The colony-stimulating factors, G-CSF, and GM-CSF release in activated J774A.1 macrophages were decreased by EEP-B. Chemokines (MCP-1, MCP-3, MIP-1, MIP-2, and RANTES) are chemotactic cytokines contributing to the recruitment of circulating monocytes within tissues. Our study extended to macrophage chemokines demonstrated that EEP-B downregulates the expression of MCP-1, MIP-1α, MIP-1β, and RANTES in LPS + IFN-γ stimulated J774A.1 cells. These results suggest a crucial contribution of Brazilian green propolis in the modulation of chemokine-mediated inflammation.

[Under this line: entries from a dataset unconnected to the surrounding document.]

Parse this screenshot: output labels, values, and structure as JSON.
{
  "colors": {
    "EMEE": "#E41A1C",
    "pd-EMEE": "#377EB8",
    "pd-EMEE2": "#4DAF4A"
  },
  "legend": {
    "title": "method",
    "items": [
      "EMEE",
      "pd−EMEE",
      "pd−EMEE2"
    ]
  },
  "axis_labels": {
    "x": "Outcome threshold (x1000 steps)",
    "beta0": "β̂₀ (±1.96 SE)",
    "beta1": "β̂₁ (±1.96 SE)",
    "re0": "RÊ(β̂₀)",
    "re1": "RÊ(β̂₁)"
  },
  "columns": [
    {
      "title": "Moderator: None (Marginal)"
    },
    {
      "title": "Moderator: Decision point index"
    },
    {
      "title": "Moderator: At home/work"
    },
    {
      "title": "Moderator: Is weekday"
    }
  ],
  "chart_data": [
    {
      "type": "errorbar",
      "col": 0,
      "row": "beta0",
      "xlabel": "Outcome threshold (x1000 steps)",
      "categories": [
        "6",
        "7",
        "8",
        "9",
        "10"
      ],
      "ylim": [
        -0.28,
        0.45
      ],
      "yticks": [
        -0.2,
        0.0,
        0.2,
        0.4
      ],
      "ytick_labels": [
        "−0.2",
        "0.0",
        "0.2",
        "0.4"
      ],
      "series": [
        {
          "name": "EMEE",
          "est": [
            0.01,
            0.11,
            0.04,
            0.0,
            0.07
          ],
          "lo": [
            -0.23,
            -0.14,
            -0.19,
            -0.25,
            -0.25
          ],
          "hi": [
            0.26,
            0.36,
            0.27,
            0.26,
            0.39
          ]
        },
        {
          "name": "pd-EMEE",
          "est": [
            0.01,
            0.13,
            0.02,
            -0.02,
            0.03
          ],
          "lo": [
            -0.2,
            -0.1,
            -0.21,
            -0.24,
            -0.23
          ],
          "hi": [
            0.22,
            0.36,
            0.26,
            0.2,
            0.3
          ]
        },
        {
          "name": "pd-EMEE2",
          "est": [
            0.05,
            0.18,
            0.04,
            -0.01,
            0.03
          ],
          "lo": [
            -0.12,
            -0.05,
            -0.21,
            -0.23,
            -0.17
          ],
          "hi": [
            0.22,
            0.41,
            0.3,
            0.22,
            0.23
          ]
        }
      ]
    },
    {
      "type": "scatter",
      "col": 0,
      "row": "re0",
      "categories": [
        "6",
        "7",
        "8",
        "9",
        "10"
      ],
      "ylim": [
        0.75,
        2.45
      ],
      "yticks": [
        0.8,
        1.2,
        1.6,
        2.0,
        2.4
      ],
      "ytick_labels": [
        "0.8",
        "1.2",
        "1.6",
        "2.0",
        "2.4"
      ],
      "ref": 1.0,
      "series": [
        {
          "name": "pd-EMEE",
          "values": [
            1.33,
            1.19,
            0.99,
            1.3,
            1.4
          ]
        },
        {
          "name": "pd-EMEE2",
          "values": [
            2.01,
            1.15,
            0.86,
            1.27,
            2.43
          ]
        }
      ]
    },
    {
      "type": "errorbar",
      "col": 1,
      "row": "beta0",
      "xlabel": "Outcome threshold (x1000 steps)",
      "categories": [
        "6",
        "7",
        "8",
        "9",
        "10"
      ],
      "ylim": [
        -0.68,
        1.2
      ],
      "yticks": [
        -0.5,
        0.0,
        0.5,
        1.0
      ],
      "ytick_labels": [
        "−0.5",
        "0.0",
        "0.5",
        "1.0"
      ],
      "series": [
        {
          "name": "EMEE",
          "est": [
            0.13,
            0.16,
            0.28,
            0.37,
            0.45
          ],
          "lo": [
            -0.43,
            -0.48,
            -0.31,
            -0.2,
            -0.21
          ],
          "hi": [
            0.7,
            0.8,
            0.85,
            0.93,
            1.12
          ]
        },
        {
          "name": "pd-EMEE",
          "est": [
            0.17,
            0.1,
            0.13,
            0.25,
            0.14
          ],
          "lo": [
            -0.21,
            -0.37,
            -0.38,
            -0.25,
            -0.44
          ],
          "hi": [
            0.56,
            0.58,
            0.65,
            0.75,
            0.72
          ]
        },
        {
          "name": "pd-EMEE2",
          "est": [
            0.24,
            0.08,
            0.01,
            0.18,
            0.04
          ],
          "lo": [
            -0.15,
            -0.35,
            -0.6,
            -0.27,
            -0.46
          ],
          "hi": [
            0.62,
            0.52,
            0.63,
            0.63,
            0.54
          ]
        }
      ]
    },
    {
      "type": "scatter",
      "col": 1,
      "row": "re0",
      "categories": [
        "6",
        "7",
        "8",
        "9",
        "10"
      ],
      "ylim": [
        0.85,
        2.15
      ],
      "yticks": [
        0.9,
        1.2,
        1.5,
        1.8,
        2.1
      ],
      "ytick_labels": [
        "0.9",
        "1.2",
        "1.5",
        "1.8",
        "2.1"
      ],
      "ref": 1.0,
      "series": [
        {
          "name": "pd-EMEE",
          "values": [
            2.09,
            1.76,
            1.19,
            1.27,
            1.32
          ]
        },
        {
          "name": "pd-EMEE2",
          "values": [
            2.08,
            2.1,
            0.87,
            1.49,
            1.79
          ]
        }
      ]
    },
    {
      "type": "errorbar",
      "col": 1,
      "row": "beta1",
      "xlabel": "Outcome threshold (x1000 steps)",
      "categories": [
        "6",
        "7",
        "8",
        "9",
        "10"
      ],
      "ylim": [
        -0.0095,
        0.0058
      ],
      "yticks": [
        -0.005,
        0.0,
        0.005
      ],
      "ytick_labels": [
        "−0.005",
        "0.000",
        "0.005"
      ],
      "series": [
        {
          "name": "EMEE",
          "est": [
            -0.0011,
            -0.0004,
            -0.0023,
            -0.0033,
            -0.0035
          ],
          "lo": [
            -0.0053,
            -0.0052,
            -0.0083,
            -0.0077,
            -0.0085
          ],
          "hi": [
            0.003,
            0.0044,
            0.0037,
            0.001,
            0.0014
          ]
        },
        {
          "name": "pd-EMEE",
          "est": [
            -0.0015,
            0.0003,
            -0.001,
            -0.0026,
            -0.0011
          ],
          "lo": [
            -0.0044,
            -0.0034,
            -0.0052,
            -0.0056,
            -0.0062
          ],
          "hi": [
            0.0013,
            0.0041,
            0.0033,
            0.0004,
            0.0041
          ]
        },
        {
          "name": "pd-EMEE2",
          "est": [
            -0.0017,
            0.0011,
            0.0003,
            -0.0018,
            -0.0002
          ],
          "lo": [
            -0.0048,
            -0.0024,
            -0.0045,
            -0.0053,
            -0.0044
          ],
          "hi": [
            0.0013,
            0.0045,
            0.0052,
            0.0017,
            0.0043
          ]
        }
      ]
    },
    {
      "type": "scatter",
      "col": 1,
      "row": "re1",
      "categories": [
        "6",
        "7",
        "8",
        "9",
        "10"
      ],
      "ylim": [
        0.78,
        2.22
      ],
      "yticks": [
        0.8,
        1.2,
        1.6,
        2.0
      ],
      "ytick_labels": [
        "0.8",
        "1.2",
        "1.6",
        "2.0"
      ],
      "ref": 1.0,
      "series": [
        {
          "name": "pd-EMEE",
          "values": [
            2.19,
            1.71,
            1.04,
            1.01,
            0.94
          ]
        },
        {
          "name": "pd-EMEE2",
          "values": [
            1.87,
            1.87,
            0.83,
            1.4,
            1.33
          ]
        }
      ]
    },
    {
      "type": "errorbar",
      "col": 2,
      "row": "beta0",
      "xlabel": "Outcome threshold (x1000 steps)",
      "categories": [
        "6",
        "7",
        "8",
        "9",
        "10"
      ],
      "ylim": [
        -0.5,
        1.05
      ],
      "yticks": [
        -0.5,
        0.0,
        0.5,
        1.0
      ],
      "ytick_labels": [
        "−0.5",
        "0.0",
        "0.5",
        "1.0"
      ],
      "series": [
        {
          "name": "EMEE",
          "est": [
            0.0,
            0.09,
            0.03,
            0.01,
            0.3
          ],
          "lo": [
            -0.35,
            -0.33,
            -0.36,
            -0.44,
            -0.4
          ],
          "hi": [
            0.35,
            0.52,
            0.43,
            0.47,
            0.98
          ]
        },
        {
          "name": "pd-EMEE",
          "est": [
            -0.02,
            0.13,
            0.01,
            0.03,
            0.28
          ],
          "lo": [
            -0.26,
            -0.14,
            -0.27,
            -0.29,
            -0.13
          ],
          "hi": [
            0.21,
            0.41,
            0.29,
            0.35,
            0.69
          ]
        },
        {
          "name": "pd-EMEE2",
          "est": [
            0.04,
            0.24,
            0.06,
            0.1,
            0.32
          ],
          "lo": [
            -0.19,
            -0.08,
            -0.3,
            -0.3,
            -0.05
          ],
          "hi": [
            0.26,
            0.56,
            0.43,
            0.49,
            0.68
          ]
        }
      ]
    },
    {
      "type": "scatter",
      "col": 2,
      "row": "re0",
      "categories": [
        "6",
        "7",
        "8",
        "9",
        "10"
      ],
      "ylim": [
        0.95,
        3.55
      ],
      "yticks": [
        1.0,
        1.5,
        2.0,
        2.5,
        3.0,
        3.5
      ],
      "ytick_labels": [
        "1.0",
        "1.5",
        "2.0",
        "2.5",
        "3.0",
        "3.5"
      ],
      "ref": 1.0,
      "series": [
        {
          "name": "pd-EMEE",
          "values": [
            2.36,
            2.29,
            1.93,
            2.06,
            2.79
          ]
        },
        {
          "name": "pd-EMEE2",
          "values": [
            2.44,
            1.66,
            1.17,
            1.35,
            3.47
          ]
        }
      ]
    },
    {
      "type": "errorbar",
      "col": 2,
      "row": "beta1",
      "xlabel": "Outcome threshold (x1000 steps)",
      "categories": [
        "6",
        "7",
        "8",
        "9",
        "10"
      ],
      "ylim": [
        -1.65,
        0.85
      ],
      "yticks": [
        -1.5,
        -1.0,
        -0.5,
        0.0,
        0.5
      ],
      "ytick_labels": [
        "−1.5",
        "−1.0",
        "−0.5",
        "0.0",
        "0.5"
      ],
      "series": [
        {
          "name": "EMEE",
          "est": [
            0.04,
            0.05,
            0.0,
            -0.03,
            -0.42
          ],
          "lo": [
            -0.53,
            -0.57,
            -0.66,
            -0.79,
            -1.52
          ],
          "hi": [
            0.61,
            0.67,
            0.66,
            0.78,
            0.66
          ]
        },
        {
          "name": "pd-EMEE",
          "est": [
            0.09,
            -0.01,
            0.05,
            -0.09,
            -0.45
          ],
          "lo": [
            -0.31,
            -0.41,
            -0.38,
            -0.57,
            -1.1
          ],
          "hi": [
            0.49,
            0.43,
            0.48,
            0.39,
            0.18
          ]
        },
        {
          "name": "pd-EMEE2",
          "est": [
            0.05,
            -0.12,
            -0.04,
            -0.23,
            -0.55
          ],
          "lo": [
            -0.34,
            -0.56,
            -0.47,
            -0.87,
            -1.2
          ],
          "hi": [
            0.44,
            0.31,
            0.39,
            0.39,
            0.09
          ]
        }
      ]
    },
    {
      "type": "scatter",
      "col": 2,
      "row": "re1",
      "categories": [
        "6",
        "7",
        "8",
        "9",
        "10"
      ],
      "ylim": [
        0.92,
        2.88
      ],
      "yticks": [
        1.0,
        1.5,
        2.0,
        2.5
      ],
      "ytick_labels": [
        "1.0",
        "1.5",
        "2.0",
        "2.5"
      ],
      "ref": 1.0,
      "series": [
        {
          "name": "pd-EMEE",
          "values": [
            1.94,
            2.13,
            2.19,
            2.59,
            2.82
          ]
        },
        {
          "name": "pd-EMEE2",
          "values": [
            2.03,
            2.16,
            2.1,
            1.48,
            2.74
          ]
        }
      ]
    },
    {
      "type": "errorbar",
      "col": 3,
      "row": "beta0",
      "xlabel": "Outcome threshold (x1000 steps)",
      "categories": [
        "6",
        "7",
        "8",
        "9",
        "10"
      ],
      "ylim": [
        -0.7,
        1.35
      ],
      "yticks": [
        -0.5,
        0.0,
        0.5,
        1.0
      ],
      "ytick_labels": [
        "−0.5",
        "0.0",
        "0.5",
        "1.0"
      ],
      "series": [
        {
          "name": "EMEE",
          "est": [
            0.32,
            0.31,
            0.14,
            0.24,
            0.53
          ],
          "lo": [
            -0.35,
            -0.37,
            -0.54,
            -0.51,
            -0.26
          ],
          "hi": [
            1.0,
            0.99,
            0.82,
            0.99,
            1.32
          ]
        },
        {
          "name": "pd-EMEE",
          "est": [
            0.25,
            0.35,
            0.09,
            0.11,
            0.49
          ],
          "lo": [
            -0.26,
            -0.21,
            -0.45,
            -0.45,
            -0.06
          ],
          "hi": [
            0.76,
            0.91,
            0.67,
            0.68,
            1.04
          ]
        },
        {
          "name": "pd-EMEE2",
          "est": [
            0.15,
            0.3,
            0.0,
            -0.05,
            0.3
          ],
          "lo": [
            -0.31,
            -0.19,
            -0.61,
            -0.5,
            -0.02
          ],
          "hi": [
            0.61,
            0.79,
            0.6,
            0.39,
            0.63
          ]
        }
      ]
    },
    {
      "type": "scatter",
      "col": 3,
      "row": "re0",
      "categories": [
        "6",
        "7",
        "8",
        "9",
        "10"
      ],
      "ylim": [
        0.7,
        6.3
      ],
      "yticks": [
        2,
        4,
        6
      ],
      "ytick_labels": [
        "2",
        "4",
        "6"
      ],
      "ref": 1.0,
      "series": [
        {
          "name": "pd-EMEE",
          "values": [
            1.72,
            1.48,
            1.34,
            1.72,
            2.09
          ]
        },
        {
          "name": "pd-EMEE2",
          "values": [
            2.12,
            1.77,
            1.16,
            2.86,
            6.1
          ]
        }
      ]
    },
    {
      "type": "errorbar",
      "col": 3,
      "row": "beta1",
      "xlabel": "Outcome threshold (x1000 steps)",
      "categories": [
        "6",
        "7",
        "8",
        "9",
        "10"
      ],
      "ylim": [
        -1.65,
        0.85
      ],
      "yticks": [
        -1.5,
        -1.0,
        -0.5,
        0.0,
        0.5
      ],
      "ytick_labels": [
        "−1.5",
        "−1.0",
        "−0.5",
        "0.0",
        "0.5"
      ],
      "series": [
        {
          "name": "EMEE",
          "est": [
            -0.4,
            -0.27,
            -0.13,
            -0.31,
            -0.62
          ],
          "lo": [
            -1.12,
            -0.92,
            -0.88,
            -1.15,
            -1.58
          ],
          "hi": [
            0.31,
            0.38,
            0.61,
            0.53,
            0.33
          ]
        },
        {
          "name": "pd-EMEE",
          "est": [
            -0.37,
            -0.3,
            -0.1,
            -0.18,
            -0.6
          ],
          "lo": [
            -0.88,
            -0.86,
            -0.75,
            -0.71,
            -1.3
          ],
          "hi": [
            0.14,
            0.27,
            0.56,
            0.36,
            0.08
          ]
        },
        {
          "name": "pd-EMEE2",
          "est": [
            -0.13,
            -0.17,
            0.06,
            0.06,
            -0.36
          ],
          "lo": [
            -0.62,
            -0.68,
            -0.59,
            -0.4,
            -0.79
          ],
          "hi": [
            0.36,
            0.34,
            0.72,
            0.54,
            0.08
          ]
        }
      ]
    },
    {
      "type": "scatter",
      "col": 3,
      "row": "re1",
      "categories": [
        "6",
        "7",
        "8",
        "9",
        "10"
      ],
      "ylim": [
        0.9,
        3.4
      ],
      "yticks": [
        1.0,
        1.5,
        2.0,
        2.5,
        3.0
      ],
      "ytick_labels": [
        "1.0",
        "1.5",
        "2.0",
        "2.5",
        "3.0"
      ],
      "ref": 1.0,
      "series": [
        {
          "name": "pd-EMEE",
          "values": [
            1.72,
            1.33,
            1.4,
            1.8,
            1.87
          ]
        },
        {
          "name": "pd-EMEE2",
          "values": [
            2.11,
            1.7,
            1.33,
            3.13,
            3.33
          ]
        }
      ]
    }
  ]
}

The findings confirm significant anti-inflammatory effect of ethanolic extract of Brazilian green propolis on macrophage in vitro model.

5. Conclusion

Propolis has become a subject of special interest as a source of valuable phenolic compounds to developed food components, dietary supplements, or even pharmaceuticals for the prevention or treatment of inflammatory diseases. Artepillin C, drupanin, baccarin, p-coumaric acid, and kaempferide are the main ingredients of Brazilian green propolis. Our recent study provide new evidence-based proofs of anti-inflammatory properties of Brazilian green propolis extract.